Мой век не придумал героев:
Все страстные бьются о стены
Филистерских крепких устоев,
Порвав неокрепшие вены.
Мой бог не послушен тиранам:
Он душит их тучные шеи
Душистым и терпким шафраном
В карманах своей портупеи.
Письмо к юности
Поцелуй от меня наш дом:
Наше небо и тёмный дуб,
И заснеженный горный склон,
Где запрятан наш тёплый сруб, —
Будто маленький спящий слон,
Он недвижим и ждёт лишь нас...
Я был молод и так влюблён
В твои мысли. А что сейчас?
Задымлённый чулан, вино,
Тени сгорбленных пьяных тел, —
Это странно и так смешно,
Я об этом когда-то пел...
Мои щёки в плену щетин,
Но я вырвал из сердца спесь!
Я сиянию всех вершин
Предпочту от любимой весть.
Поцелуй от меня наш дом!
А в тот день, когда я вернусь
Поцелуй и меня... — и в том
Мы найдём нашей Песни пульс.
Разрушенье
Пыльные здания, улицы, головы:
Порох и прах — городская пыльца.
Мечутся в страхе осколками олова
В клетках грудных заводные сердца.
Тонкими нитями пряжа извечная
Рвётся и тянется в буйности дней:
Боль и насилие — бытоувечия
Микроскопичных, ведомых людей.
В серости, будто бы семечки маковы, —
Чёрные крапины частых смертей,
Еле заметные, все одинаковы,
А в совокупности — сотни горстей.
Око небесное скрыто за тучами,
Слепнет и чахнет, не помня рассвет, —
Сердце поэта сетями паучьими
Спрятано в коконе сладких сует.
Обновленье
Вёсны страстно танцуют на крышах:
Грохот, топот и ливни любви,
Будто польские звучные вирши,
Льются в ухо студёной земли.
И буквально за четверть мгновенья
Солнце, словно художник Гоген,
Ветви — вены и жилки — деревьев
Отражает гравюрами стен.
Поглощают потоки-пороки
Лодки маленьких сонных людей... —
И горят их невинные щёки
Миллиардами алых огней.
В этой длительной красочной фуге —
Перемирье враждующих сем!
Страждут души и юные руки —
Счастье каждому сердцу и Всем!
Чара
Моя жизнь — брожение в Чаре*
Молодого вина. Очертанья
И изгибы чаруют тебя,
Но не пей!
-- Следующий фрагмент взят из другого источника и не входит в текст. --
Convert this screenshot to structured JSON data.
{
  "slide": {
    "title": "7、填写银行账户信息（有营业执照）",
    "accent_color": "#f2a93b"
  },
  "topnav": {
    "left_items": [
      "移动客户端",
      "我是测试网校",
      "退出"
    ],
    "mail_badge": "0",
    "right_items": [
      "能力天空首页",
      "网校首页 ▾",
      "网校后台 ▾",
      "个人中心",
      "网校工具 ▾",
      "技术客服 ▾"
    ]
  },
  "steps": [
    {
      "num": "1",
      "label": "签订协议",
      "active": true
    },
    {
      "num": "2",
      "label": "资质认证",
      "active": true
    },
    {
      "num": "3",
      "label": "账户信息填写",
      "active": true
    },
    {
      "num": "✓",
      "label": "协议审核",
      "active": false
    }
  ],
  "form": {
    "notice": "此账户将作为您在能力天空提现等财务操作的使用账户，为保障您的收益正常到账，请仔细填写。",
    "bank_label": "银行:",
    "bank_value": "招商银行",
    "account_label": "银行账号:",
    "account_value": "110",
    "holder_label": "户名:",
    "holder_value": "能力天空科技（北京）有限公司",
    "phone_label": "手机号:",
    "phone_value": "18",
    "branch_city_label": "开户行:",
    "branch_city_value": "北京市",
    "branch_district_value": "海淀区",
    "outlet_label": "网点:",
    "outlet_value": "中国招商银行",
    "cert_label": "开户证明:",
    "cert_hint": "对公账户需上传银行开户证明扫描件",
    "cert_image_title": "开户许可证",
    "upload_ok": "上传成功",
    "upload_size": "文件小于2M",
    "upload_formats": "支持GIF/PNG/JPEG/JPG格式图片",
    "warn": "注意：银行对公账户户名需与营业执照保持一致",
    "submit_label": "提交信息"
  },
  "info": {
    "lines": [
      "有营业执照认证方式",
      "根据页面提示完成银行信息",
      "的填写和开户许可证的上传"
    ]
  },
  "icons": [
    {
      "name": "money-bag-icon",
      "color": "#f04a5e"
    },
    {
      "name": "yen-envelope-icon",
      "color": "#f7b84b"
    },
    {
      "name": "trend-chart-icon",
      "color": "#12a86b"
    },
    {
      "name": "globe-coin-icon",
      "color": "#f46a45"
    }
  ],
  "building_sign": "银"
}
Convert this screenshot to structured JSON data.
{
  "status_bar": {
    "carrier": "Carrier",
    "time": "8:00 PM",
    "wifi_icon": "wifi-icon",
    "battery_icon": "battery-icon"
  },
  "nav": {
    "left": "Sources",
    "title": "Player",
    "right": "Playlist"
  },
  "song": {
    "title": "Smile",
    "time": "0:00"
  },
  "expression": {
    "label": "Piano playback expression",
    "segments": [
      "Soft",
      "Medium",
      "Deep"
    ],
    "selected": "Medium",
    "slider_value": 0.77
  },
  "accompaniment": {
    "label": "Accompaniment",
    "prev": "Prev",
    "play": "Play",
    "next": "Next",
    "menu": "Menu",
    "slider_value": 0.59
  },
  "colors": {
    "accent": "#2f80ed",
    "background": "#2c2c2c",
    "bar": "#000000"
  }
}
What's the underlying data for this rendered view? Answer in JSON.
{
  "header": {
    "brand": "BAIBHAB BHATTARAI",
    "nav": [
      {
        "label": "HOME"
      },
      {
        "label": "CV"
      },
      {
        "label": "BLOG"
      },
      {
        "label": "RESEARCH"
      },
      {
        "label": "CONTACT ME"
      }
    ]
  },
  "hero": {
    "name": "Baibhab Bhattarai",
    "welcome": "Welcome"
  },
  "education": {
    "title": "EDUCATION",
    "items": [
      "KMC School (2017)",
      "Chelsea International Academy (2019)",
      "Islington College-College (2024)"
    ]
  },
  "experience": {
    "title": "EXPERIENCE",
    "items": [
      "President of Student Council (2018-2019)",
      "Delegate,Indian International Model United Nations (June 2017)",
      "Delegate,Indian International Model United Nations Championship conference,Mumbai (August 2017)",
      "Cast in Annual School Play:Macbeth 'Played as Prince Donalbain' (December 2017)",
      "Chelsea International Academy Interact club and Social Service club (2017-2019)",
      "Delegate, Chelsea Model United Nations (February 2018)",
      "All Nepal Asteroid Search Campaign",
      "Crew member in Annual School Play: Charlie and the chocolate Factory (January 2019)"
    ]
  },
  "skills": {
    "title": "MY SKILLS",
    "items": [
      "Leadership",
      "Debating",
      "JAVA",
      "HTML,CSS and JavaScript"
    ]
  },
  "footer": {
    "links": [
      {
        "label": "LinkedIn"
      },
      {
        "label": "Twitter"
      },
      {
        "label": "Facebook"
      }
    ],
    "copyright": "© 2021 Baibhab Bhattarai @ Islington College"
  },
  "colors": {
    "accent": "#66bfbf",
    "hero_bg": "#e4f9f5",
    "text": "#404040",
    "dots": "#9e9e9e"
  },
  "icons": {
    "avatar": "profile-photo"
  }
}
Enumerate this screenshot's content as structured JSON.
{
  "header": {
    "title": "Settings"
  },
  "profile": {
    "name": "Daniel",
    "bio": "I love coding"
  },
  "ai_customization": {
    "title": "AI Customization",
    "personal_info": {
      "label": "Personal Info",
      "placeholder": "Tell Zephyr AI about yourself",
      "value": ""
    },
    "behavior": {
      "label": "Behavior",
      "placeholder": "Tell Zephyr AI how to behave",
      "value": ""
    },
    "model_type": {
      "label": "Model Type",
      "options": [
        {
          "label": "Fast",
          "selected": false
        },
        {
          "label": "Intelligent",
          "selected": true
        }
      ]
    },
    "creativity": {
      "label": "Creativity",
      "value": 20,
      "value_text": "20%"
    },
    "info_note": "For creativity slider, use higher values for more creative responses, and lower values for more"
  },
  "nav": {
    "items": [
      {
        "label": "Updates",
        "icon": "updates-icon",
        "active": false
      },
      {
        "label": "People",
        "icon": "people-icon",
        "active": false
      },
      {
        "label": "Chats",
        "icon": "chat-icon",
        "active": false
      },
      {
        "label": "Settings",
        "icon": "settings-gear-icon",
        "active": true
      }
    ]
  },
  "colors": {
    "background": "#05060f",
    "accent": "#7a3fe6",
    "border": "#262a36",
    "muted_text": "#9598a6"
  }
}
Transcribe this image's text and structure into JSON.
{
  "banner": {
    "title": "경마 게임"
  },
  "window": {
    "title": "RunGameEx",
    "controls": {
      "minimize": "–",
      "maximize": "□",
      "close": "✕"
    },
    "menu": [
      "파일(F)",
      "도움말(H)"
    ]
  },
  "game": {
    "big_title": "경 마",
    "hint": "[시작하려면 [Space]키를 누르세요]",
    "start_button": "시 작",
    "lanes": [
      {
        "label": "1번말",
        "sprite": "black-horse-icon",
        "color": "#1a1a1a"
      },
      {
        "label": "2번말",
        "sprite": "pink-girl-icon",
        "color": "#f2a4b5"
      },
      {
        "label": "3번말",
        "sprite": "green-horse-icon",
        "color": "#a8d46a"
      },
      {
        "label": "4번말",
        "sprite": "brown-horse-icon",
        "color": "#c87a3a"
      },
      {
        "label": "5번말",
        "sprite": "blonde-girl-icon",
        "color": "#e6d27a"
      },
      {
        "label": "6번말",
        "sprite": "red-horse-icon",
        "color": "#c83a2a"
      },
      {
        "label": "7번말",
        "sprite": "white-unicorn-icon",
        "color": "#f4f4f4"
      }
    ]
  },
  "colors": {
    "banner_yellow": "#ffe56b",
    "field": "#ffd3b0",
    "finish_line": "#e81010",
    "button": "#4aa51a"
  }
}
И безумно любя,
Выпив страсть в охмелённых касаньях,
Можно вмиг в одурённом угаре
Расплескать солнце жидкое чувств,
Разлюбить этот ягодный вкус...
Ты пойми, моя жизнь — сновиденье,
Искушенье и праведный грех:
Я — собрание горьких утех
И дитя векового мгновенья!
Будь со мной! Я в ладонях твоих
Стану вскоре домашнею чашей,
И мой дух вдруг окажется тих,
Став чуть видным при свете стаффажем**,
Поглощённым вселенским пейзажем.
Тёмным морем на донышке он
Чайно-сонною жидкостью плещет —
Он брожением юности вещим
Предсказал воплощённого сон.
* Чара — древнерусский металлический сосуд для питья крепких напитков.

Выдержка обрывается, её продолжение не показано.